Por fim, foram desenvolvidos vários modelos que usam a última estratégia para detectar áudios falsos (ver Figura 1). No entanto, notam-se limitações em todos eles, como desempenho dependente do tipo de função de ativação não linear, necessidade de ser testado em condições variáveis, tais como diferentes qualidades de áudio e técnicas de geração mais sofisticadas, eficácia reduzida contra ataques de ruído adversários e em casos de bases de dados muito distintas, e arquiteturas complexas demais (MUBARAK et al., 2023).
Como apontam Almutairi e Elgibreen (2022), quase todos os métodos de detecção de deepfakes de áudio existentes foram treinados para a língua inglesa, com poucas exceções que não incluem um específico para o português, de modo que os falantes dessa língua, incluindo os brasileiros, estão mais sujeitos aos impactos dessa tecnologia.
Outrossim, percebe-se uma avaliação limitada de falas com ruídos e sons de ambiente nos métodos de detecção existentes, levando a uma baixa robustez que permite a atacantes cibernéticos enganarem os modelos ao introduzir sons do mundo real (ALMUTAIRI; ELGIBREEN, 2022) ou realizar em tais áudios alterações superficiais, difíceis de detectar por um ser humano (KAWA, 2023).
Desse modo, a pesquisa tem por objetivo geral desenvolver um modelo classificatório de inteligência artificial utilizando deep learning que seja capaz de identificar, com precisão e eficiência, potenciais áudios produzidos com deepfake em português, sendo esse modelo disponibilizado em um website, permitindo aos usuários fazer upload de um áudio e receberem a probabilidade do conteúdo em questão ser real ou sintético.
Já de um ponto de vista específico, a pesquisa possui os seguintes objetivos:
- Descobrir bancos de dados públicos de falas em português com suas respectivas transcrições;
- Identificar modelos existentes para geração de deepfakes, tanto do tipo Text-To-Speech quanto Voice Conversion;
- Alimentar os modelos identificados com os áudios para gerar deepfakes e gerar uma base de dados com os mesmos;
- Realizar o pré-processamento dos áudios reais e sintéticos com a produção de espectrogramas;
- Manipular os espectrogramas com a introdução de ruídos e sons de ambiente em uma amostra dos mesmos;
- Projetar as possíveis arquiteturas da rede neural classificatória;
- Codificar e testar os modelos concebidos;
- Treinar os modelos com uma amostra da nossa base de dados;
- Avaliar e comparar a performance de cada modelo, elegendo o mais adequado para o produto final;
- Terminar o treinamento da arquitetura escolhida, fazendo ajustes conforme o necessário;
- Demonstrar que o modelo é eficaz para a nossa base de dados;
- Desenvolver uma API que seja capaz de receber um áudio, convertê-lo em espectrograma, fornecer a conversão para o modelo, receber um output do mesmo indicando se o áudio é uma deepfake ou não e enviar de volta essa resposta.
- Definir o design do aplicativo, com esboços de telas e funcionalidades;
- Construir o website de modo que ele consiga obter um áudio fornecido pelo usuário, enviá-lo para a API, receber uma resposta quanto à sua veracidade e exibir essa informação ao usuário.
O trabalho desenvolvido é de alta relevância social, política e econômica, já que pode auxiliar a mitigar impactos nos três setores.

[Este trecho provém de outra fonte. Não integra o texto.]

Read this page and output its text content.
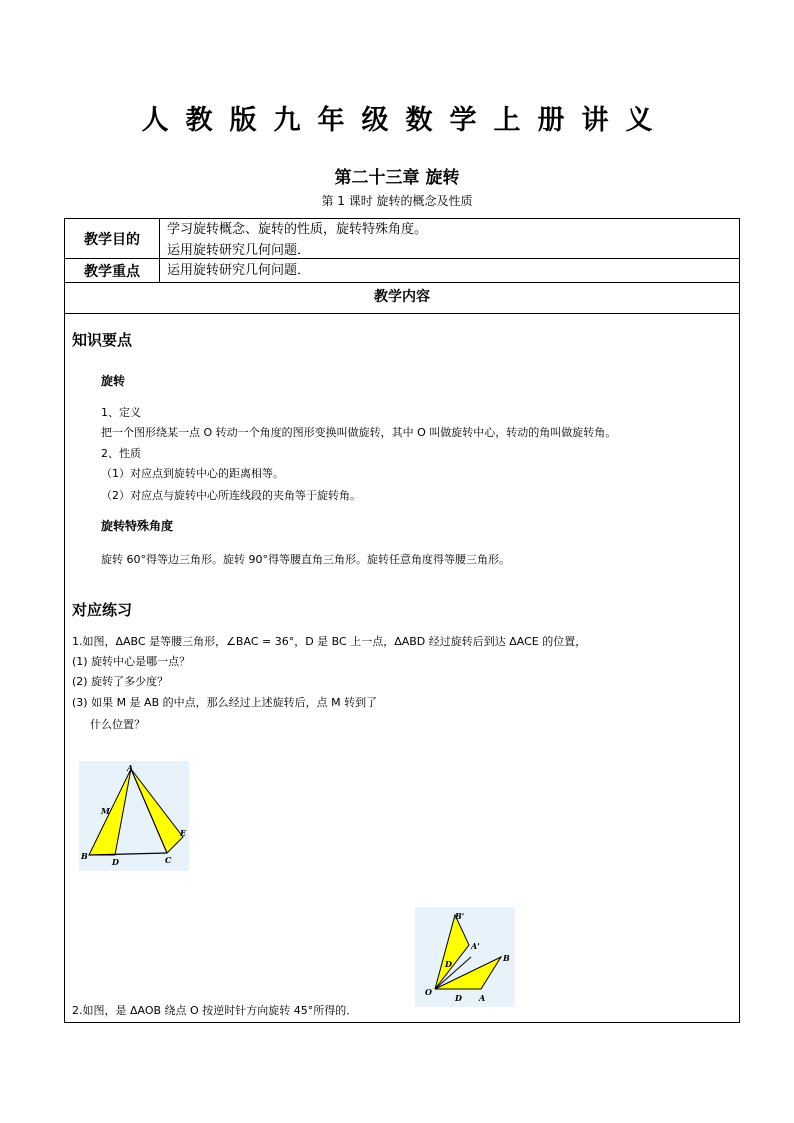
人教版九年级数学上册讲义
第二十三章 旋转
第 1 课时 旋转的概念及性质
教学目的
学习旋转概念、旋转的性质，旋转特殊角度。
运用旋转研究几何问题．
教学重点	运用旋转研究几何问题．
教学内容
知识要点
旋转
1、定义
把一个图形绕某一点 O 转动一个角度的图形变换叫做旋转，其中 O 叫做旋转中心，转动的角叫做旋转角。
2、性质
（1）对应点到旋转中心的距离相等。
（2）对应点与旋转中心所连线段的夹角等于旋转角。
旋转特殊角度
旋转 60°得等边三角形。旋转 90°得等腰直角三角形。旋转任意角度得等腰三角形。
对应练习
1.如图，ΔABC 是等腰三角形，∠BAC = 36°，D 是 BC 上一点，ΔABD 经过旋转后到达 ΔACE 的位置，
(1) 旋转中心是哪一点？
(2) 旋转了多少度？
(3) 如果 M 是 AB 的中点，那么经过上述旋转后，点 M 转到了
什么位置？
A
M
E
B
D	C
B'
A'
D
B
O
D A
2.如图，是 ΔAOB 绕点 O 按逆时针方向旋转 45°所得的．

Ademais, tendo em vista a não existência de um conjunto de áudios reais e falsos em português, sua criação juntamente com um modelo classificatório que leve em consideração áudios com ruídos pode servir de base para pesquisas futuras na área. Por fim, ao se produzir um modelo específico para a língua portuguesa, a sociedade, o governo, e empresas e instituições brasileiras tornam-se aptas a distinguir os conteúdos produzidos nas redes, levando a uma menor chance de serem enganadas, mal-informadas e prejudicadas, e contribuindo para um ambiente digital mais seguro e confiável.